Understanding this identity is crucial because it provides a direct relationship between sine and cosine, allowing us to manipulate and simplify trigonometric expressions. In our exercise, this identity is the key to verifying the given identity \( \frac{\cos x}{\sec x}+\frac{\sin x}{\csc x}=1 \). By expressing the fractions in terms of squared sine and cosine, we reveal the Pythagorean relationship. It's a versatile tool in both theoretical and applied mathematics, often simplifying complex problems into more manageable forms.

Simplifying trigonometric expressions involves rewriting them in a simpler or more convenient form. A good strategy is to express all trigonometric functions in terms of sine and cosine, because they are the basic functions from which others are derived. In our exercise, the goal is to simplify:

• \( \frac{\cos x}{\sec x} \)
• \( \frac{\sin x}{\csc x} \)

To simplify these, recall that \( \sec x = \frac{1}{\cos x} \) and \( \csc x = \frac{1}{\sin x} \). By substituting these definitions into the expressions, we get:

• \( \frac{\cos x}{\sec x} = \cos x \cdot \cos x = \cos^2 x \)
• \( \frac{\sin x}{\csc x} = \sin x \cdot \sin x = \sin^2 x \)

Once rewritten, these expressions are much easier to handle, making the verification of identities straightforward. This simplification process is crucial because it turns complex mathematical problems into simpler ones, allowing for deeper insights and solutions.

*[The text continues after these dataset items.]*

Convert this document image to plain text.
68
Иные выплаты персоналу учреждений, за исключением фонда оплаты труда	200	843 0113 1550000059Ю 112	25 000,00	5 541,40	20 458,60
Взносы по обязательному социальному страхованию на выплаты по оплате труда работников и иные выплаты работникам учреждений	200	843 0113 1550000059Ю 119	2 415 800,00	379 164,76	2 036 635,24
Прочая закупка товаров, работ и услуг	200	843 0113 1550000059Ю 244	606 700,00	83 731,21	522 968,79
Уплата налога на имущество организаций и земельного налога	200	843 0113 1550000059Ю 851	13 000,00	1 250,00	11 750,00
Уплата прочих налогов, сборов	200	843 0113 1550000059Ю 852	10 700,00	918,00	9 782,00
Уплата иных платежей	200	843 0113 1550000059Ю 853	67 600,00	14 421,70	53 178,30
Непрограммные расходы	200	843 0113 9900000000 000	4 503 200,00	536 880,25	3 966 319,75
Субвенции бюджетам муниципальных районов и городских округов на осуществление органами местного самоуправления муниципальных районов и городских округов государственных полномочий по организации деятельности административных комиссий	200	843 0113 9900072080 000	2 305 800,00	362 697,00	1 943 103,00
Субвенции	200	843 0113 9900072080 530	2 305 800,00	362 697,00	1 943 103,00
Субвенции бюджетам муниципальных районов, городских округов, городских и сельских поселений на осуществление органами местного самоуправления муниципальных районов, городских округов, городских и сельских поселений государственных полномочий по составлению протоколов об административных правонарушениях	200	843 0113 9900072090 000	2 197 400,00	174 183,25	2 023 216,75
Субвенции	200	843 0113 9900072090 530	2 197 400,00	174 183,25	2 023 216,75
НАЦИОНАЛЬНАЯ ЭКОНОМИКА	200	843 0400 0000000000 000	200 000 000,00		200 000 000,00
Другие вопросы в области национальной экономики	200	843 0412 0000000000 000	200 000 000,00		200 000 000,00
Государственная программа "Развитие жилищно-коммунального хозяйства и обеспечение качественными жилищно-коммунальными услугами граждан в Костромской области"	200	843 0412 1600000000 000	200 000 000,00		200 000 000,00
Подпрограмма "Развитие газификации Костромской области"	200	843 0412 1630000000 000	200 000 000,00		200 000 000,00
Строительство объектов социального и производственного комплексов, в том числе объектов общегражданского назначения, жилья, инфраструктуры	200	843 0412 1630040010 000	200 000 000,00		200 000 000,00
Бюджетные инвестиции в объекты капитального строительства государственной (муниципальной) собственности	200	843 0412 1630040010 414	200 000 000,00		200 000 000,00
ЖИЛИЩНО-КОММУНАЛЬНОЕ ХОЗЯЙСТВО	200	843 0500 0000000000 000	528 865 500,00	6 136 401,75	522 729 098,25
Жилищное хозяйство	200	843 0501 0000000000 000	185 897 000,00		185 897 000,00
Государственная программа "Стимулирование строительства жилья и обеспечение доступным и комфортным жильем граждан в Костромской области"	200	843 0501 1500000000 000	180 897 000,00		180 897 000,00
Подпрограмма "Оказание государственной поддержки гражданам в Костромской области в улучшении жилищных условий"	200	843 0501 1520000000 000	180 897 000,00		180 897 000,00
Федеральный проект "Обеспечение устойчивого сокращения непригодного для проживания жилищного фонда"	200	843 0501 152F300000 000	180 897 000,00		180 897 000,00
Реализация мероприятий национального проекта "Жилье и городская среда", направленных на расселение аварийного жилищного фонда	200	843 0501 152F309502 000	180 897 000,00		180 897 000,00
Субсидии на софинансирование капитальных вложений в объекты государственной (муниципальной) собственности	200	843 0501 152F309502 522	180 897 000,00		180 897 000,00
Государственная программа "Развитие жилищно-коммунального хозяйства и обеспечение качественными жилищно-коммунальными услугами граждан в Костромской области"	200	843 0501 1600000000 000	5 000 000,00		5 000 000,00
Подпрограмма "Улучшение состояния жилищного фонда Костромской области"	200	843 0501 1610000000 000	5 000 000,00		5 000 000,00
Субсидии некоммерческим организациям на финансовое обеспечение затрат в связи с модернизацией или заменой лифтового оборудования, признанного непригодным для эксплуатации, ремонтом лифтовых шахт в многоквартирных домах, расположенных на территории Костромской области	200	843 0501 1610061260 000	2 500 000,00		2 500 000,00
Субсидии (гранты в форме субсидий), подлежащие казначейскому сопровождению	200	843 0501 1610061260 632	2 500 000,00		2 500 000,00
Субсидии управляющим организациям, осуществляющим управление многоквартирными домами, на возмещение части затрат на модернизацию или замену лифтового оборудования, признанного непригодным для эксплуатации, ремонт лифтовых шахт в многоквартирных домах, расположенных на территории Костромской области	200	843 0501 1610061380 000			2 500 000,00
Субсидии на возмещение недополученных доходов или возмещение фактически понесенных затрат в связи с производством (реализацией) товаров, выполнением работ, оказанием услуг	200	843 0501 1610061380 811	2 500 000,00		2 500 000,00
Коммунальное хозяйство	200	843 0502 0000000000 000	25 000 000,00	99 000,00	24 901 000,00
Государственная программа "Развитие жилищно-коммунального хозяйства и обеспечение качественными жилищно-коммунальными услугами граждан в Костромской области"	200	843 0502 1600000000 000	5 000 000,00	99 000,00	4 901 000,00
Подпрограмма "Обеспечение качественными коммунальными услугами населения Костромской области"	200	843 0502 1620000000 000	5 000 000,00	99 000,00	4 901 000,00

Verifying trigonometric identities is an essential skill. It involves demonstrating that two sides of an equation are equivalent using known identities and simplifications. The process can seem intimidating, but breaking it down into smaller steps makes it manageable.
Begin by checking both sides of the identity to see if they can be simplified. In our exercise \( \frac{\cos x}{\sec x}+\frac{\sin x}{\csc x}=1 \), simplifying both fractions leads to \( \cos^2 x + \sin^2 x \).

• Next, apply known identities, like the Pythagorean Identity \( \cos^2 x + \sin^2 x = 1 \).
• Finally, confirm if the simplified form equals the other side of the equation.

This process not only reinforces understanding of trigonometric relationships but also strengthens problem-solving skills. Practice is key; the more identities you verify, the quicker and more intuitive the process becomes.